Considerable recent research is showing that PTSD is a distinct form of mental distress. For example, research turned up the fact those who had killed someone in combat, were 40 percent more likely to show symptoms of PTSD, or similar symptoms found in those who suffered concussions from roadside bombs. Thus it is becoming clear that there are several different conditions here, all with similar PTSD symptoms, but not with similar effects on the brain. Each strain of PTSD will require a different type of cure. Finding these cures is increasingly important, since better diagnostic capabilities has made it possible to more frequently, and accurately, diagnose PTSD.
Some counter-terrorism researchers see a connection between PTSD and the kind of mental state often found in Islamic terrorists, or those inclined to violent behavior in the name of some religious or political beliefs. The assessments are trying to detect those who are strongly inclined towards unauthorized violent behavior. It's a tricky business, because soldiers are conditioned and trained to undertake authorized violent behavior. Some of the other changes are needed, or annoying. Bases will improve their 911 (emergency response) procedures, while registration and regulation of private weapons troops keep on base have also changed.

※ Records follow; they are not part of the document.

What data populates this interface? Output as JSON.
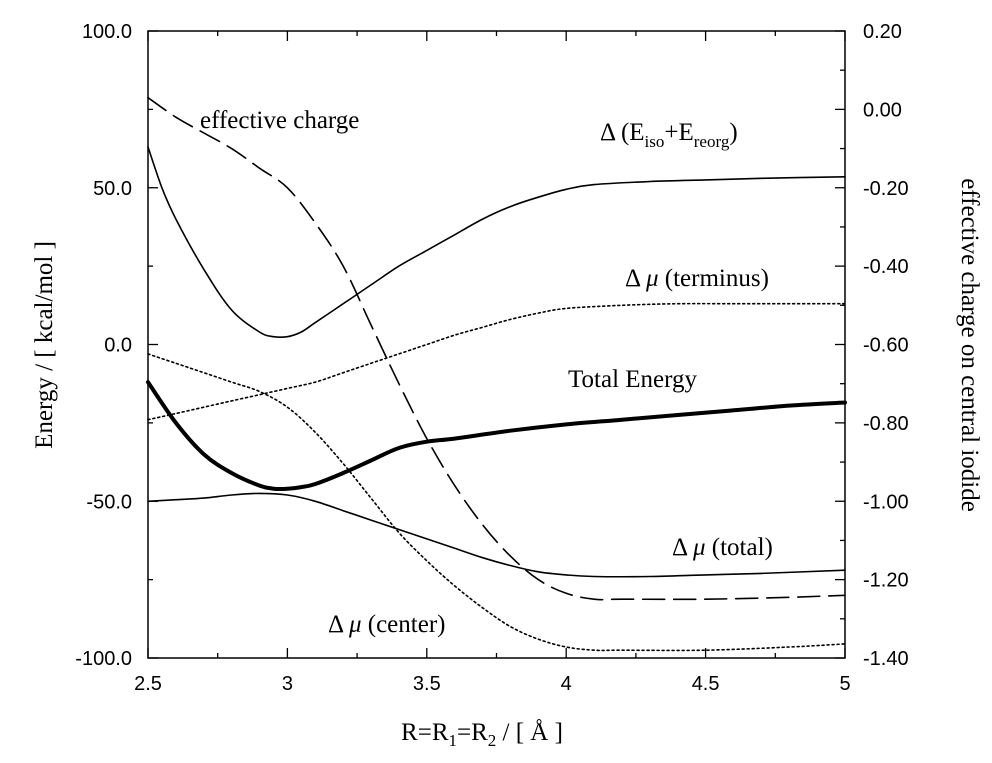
{
  "chart_data": {
    "type": "line",
    "title": "",
    "xlabel": {
      "main": "R=R",
      "sub1": "1",
      "mid": "=R",
      "sub2": "2",
      "unit": " / [  Å  ]"
    },
    "ylabel": "Energy / [ kcal/mol ]",
    "y2label": "effective charge on central iodide",
    "xlim": [
      2.5,
      5.0
    ],
    "ylim": [
      -100,
      100
    ],
    "y2lim": [
      -1.4,
      0.2
    ],
    "x_ticks": [
      "2.5",
      "3",
      "3.5",
      "4",
      "4.5",
      "5"
    ],
    "y_ticks": [
      "100.0",
      "50.0",
      "0.0",
      "-50.0",
      "-100.0"
    ],
    "y2_ticks": [
      "0.20",
      "0.00",
      "-0.20",
      "-0.40",
      "-0.60",
      "-0.80",
      "-1.00",
      "-1.20",
      "-1.40"
    ],
    "grid": false,
    "series": [
      {
        "name": "effective charge",
        "axis": "right",
        "style": "dashed",
        "x": [
          2.5,
          2.6,
          2.7,
          2.8,
          2.9,
          3.0,
          3.1,
          3.2,
          3.3,
          3.4,
          3.5,
          3.6,
          3.7,
          3.8,
          3.9,
          4.0,
          4.1,
          4.2,
          4.5,
          4.8,
          5.0
        ],
        "y": [
          0.03,
          -0.02,
          -0.06,
          -0.1,
          -0.15,
          -0.2,
          -0.29,
          -0.4,
          -0.55,
          -0.7,
          -0.84,
          -0.96,
          -1.06,
          -1.14,
          -1.2,
          -1.235,
          -1.25,
          -1.25,
          -1.25,
          -1.245,
          -1.24
        ]
      },
      {
        "name": "Δ (Eiso+Ereorg)",
        "label_parts": [
          "Δ (E",
          "iso",
          "+E",
          "reorg",
          ")"
        ],
        "axis": "left",
        "style": "solid",
        "x": [
          2.5,
          2.55,
          2.6,
          2.7,
          2.8,
          2.9,
          2.95,
          3.0,
          3.05,
          3.1,
          3.2,
          3.3,
          3.4,
          3.5,
          3.6,
          3.7,
          3.8,
          3.9,
          4.0,
          4.1,
          4.3,
          4.5,
          4.7,
          5.0
        ],
        "y": [
          63,
          50,
          40,
          24,
          11,
          4,
          2.5,
          2.5,
          4,
          7,
          13,
          19,
          25,
          30,
          35,
          40,
          44,
          47,
          49.5,
          51,
          52,
          52.5,
          53,
          53.5
        ]
      },
      {
        "name": "Δ μ (terminus)",
        "label_parts": [
          "Δ ",
          "μ",
          " (terminus)"
        ],
        "axis": "left",
        "style": "dotted",
        "x": [
          2.5,
          2.6,
          2.7,
          2.8,
          2.9,
          3.0,
          3.1,
          3.2,
          3.3,
          3.4,
          3.5,
          3.6,
          3.7,
          3.8,
          3.9,
          4.0,
          4.2,
          4.4,
          4.6,
          4.8,
          5.0
        ],
        "y": [
          -24,
          -22,
          -20,
          -18,
          -16,
          -14,
          -12,
          -9,
          -6,
          -3,
          0,
          3,
          5.5,
          8,
          10,
          11.5,
          12.5,
          13,
          13,
          13,
          13
        ]
      },
      {
        "name": "Total Energy",
        "axis": "left",
        "style": "bold",
        "x": [
          2.5,
          2.6,
          2.7,
          2.8,
          2.9,
          2.95,
          3.0,
          3.05,
          3.1,
          3.2,
          3.3,
          3.4,
          3.5,
          3.6,
          3.8,
          4.0,
          4.2,
          4.4,
          4.6,
          4.8,
          5.0
        ],
        "y": [
          -12,
          -25,
          -35,
          -41,
          -45,
          -46,
          -46,
          -45.5,
          -44.5,
          -41,
          -37,
          -33,
          -31,
          -30,
          -27.5,
          -25.5,
          -24,
          -22.5,
          -21,
          -19.5,
          -18.5
        ]
      },
      {
        "name": "Δ μ (total)",
        "label_parts": [
          "Δ ",
          "μ",
          "  (total)"
        ],
        "axis": "left",
        "style": "solid",
        "x": [
          2.5,
          2.6,
          2.7,
          2.8,
          2.9,
          3.0,
          3.1,
          3.2,
          3.3,
          3.4,
          3.5,
          3.6,
          3.7,
          3.8,
          3.9,
          4.0,
          4.1,
          4.3,
          4.5,
          4.7,
          5.0
        ],
        "y": [
          -50,
          -49.5,
          -49,
          -48,
          -47.5,
          -48,
          -50,
          -53,
          -56,
          -59,
          -62,
          -65,
          -68,
          -70.5,
          -72.5,
          -73.5,
          -74,
          -74,
          -73.5,
          -73,
          -72
        ]
      },
      {
        "name": "Δ μ (center)",
        "label_parts": [
          "Δ ",
          "μ",
          "  (center)"
        ],
        "axis": "left",
        "style": "dotted",
        "x": [
          2.5,
          2.6,
          2.7,
          2.8,
          2.9,
          3.0,
          3.1,
          3.2,
          3.3,
          3.4,
          3.5,
          3.6,
          3.7,
          3.8,
          3.9,
          4.0,
          4.1,
          4.2,
          4.5,
          4.8,
          5.0
        ],
        "y": [
          -3,
          -6,
          -9,
          -12,
          -15,
          -20,
          -28,
          -38,
          -49,
          -60,
          -69,
          -77,
          -84,
          -90,
          -94,
          -96.5,
          -97.5,
          -97.5,
          -97.5,
          -96.5,
          -95.5
        ]
      }
    ]
  }
}
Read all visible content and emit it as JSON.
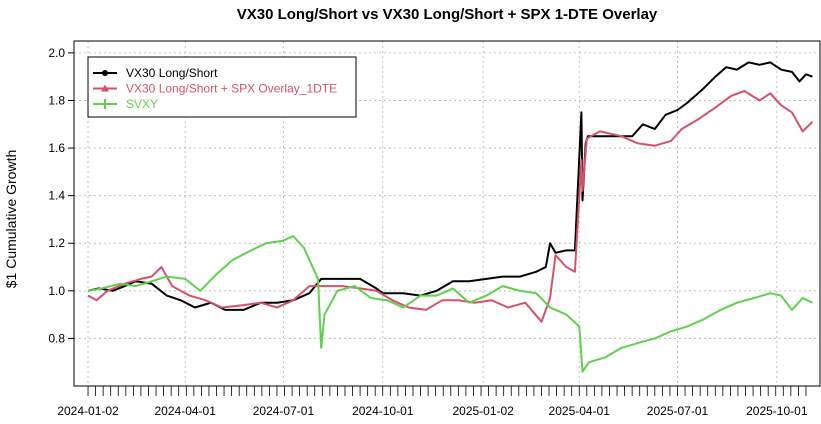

Would any of this have caught Hasan before he went at it with his murderous intentions? Probably. Hasan made no secret of his Islamic radical attitudes. Some of his fellow soldiers reported this, but nothing came of this. Now, at least on paper, something should happen. But, already there are complaints about medical personnel being required to report troops who indicate potentially violent behavior. Civil rights groups are questioning whether the army can punish, or even investigate, troops exercising their constitutional right to free speech or practicing religion as they choose to. Commanders are caught between stopping another massacre, or getting accused (especially in the media, which loves stuff like this) of violating the civil rights of soldiers, and their civilian dependents living on base. Officers will be tempted to back off, rather than risk their career on a hunch. Commanders closest to the potential problem are supposed to pass their findings up the line, with the FBI now sharing this information. But the media will head for the source, and the officers in the line of fire know it.